Summary and Setup

This workshop lesson is an introduction to making interactive data visualizations in Python. Learners will create a new environment using conda, wrangle data into the proper format using pandas library, create visualizations using the Plotly Python library, and display these visualizations and create widgets using Streamlit.

Preview the app

For a preview of what learners will be creating in this lesson (including the exercises), click the “Open in Streamlit” button below. Open in Streamlit The repository that contains this example Streamlit app can be found here.

{% comment %} This is a comment in Liquid {% endcomment %}

Prerequisites

  1. Learners should have completed the Plotting and Programming in Python workshop lesson, or have some experience with Python and the pandas library.
  2. Learners should have Anaconda installed on their machines, as specified in the setup for Plotting and Programming in Python.
  3. Learners should be comfortable with using the command line and with using git, either on the command line or through an application like GitHub Desktop.
  4. Learners should have a Jupyter Lab & Streamlit compatible web browser installed (Google Chrome, Firefox, or Safari).
  5. Learners should have downloaded the required files (data_viz_workshop.zip) as specified in the Setup
  6. Learners should have a GitHub account if they wish to deploy (share) their app.

Getting the Files


The dataset we will be using is taken from the gapminder dataset, just like the Plotting and Programming in Python workshop. We will also be using a special environment, which can be recreated on your machine using Anaconda.

To obtain the dataset and environment, download the file data_viz_workshop.zip. If given the option, choose to Save File in your Desktop folder. If you are not given the option to choose where to save the file, then move this zipped file to your Desktop. Finally, double click the zipped file to unzip it. You should now have a folder called data_viz_workshop. If you open this folder, you will see a file called environment.yml and a folder called Data.

Optional: Create the virtual environment


Creating the environment can be done as a part of setup if learners already have experience in working with virtual environments. This will save time during the workshop itself to focus on other activities.

If your instructor tells you to create the dataviz environment in advance, follow the directions in Episode 2, Create a new environment). Then, you can open Jupyter Lab in the project root directory (e.g. Desktop/data_viz_workshop)

Create a GitHub account (if you don’t already have one)


You can sign up for a GitHub account at github.com/signup

Make sure to choose a general purpose email that you are likely to still have access to in 5 years - that is, not an email tied to a specific workplace, university, or Internet Service Provider.
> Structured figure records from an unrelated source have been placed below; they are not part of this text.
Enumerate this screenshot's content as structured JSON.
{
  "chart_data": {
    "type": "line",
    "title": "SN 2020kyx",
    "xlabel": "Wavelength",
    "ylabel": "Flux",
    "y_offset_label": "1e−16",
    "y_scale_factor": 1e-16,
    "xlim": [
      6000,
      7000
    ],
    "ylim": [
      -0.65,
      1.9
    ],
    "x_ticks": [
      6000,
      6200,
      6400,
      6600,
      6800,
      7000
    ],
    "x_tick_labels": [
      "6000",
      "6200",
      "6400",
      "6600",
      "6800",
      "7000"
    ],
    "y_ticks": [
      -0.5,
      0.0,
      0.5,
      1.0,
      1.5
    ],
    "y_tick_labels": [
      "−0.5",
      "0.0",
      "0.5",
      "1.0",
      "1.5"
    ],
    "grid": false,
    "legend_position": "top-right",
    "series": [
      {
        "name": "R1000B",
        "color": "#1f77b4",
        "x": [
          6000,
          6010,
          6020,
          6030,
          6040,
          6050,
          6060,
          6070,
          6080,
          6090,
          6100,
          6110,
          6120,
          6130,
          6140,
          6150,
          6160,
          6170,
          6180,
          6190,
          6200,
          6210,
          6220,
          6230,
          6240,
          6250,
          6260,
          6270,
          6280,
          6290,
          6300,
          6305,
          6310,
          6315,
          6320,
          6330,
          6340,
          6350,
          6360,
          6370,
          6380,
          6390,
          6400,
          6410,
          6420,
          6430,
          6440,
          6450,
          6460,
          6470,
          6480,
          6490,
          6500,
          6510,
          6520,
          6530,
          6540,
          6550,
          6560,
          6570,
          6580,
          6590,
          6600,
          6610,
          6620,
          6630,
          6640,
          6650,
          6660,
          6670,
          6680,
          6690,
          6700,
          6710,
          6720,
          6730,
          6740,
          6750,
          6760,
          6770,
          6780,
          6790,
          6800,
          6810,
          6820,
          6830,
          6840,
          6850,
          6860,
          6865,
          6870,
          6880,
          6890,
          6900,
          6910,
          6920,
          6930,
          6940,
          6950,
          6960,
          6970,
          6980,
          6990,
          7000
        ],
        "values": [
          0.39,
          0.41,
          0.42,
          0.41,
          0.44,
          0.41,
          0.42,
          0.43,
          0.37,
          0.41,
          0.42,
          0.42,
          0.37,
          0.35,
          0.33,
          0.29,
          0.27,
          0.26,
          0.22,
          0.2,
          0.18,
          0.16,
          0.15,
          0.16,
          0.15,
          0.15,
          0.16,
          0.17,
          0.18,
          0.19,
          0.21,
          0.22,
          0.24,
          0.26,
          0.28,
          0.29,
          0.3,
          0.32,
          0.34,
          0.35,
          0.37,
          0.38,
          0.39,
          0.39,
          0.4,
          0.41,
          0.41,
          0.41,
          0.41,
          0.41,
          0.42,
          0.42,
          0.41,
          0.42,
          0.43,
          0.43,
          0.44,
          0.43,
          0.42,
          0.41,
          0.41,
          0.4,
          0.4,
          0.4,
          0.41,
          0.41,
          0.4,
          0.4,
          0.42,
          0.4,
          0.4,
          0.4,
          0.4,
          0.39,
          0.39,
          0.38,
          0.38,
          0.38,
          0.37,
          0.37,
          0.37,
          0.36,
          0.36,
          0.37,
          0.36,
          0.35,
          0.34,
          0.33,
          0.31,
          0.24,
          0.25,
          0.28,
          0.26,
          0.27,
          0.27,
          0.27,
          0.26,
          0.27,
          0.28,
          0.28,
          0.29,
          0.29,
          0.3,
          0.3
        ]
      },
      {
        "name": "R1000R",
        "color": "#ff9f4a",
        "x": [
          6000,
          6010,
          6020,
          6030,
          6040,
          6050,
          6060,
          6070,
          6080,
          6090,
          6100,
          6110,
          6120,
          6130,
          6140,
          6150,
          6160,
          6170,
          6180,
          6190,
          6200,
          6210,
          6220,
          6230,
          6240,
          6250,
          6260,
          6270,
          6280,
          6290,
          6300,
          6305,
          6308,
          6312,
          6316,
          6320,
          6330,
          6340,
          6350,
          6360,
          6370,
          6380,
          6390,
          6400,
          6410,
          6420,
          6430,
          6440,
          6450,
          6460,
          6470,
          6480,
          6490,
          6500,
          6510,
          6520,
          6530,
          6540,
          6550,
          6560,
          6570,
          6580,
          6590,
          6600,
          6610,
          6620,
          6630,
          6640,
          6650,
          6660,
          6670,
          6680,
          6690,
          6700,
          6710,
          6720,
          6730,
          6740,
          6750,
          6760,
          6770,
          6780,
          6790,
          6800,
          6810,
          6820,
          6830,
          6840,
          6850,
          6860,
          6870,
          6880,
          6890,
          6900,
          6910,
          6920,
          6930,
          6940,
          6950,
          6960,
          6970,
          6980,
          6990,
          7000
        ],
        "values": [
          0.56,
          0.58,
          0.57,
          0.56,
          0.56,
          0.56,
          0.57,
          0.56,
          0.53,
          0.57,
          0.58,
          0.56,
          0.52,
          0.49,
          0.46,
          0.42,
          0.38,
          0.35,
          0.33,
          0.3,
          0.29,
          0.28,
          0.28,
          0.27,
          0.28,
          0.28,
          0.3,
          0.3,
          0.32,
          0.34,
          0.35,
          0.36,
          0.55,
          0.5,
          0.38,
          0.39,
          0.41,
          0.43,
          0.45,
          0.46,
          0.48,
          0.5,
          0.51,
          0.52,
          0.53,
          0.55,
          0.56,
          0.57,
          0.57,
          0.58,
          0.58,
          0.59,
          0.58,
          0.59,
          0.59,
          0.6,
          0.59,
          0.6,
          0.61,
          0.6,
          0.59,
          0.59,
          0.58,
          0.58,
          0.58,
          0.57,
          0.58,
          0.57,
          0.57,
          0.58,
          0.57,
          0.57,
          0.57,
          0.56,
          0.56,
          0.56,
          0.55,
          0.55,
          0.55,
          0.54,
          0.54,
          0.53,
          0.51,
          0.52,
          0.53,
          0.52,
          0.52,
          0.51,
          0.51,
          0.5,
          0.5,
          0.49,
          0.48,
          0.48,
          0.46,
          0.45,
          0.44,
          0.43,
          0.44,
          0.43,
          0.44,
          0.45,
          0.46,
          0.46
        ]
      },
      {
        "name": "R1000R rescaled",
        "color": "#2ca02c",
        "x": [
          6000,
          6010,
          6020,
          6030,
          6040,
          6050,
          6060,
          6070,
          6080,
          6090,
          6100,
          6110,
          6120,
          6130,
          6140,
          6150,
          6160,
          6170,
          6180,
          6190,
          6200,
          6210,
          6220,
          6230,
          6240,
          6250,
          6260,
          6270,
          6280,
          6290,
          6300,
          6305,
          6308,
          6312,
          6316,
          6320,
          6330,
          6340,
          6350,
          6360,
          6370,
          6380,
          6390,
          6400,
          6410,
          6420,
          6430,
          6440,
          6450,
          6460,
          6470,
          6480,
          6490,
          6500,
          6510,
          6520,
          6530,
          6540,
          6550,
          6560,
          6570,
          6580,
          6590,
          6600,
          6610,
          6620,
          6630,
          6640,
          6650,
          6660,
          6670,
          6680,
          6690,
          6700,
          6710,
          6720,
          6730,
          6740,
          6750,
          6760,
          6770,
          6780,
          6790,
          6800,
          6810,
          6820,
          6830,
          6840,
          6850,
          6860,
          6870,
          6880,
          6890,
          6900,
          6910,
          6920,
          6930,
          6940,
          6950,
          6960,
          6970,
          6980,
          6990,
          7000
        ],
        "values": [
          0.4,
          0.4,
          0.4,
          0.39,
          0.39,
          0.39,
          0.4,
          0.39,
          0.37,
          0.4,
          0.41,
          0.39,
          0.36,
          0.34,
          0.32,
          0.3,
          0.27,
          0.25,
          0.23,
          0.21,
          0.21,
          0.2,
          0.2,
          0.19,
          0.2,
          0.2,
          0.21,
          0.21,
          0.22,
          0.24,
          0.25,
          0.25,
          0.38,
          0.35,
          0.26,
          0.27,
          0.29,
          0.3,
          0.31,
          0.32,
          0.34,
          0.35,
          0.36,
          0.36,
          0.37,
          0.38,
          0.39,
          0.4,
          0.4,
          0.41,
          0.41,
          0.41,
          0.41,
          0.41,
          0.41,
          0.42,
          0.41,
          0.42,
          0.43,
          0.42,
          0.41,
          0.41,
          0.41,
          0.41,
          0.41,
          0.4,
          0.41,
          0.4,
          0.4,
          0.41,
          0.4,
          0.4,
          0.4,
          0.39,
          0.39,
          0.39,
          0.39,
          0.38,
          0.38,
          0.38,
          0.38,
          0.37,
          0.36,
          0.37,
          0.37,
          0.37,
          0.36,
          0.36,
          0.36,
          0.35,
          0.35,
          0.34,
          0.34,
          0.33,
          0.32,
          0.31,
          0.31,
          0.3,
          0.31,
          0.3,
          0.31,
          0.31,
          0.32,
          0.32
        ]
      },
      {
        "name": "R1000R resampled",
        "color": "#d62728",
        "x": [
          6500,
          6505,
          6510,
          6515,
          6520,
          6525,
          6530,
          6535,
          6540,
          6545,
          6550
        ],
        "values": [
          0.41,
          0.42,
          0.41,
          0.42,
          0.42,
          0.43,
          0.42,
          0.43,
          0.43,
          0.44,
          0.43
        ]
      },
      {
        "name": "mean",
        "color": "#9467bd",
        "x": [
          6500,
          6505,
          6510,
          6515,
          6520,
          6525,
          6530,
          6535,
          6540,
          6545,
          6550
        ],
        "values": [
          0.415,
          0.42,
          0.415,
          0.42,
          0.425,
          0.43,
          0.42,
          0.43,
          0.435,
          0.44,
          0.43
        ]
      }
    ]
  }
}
Make sure to also choose an appropriate username that you are comfortable putting on your resume or sharing with colleagues - some variation of your name is a good idea.

After you have a GitHub account, you should also download GitHub Desktop, so that you can clone, pull, and push without having to use the command line. You can download GitHub Desktop here.

Installing Python Using Anaconda


Python is a popular language for research computing, and great for general-purpose programming as well. Installing all of its research packages individually can be a bit difficult, so we recommend Anaconda, an all-in-one installer.

Regardless of how you choose to install it, please make sure you install Python version 3.x (e.g., 3.6 is fine).

We will teach Python using the Jupyter Notebook, a programming environment that runs in a web browser (Jupyter Notebook will be installed by Anaconda). For this to work you will need a reasonably up-to-date browser. The current versions of the Chrome, Safari and Firefox browsers are all supported (some older browsers, including Internet Explorer version 9 and below, are not).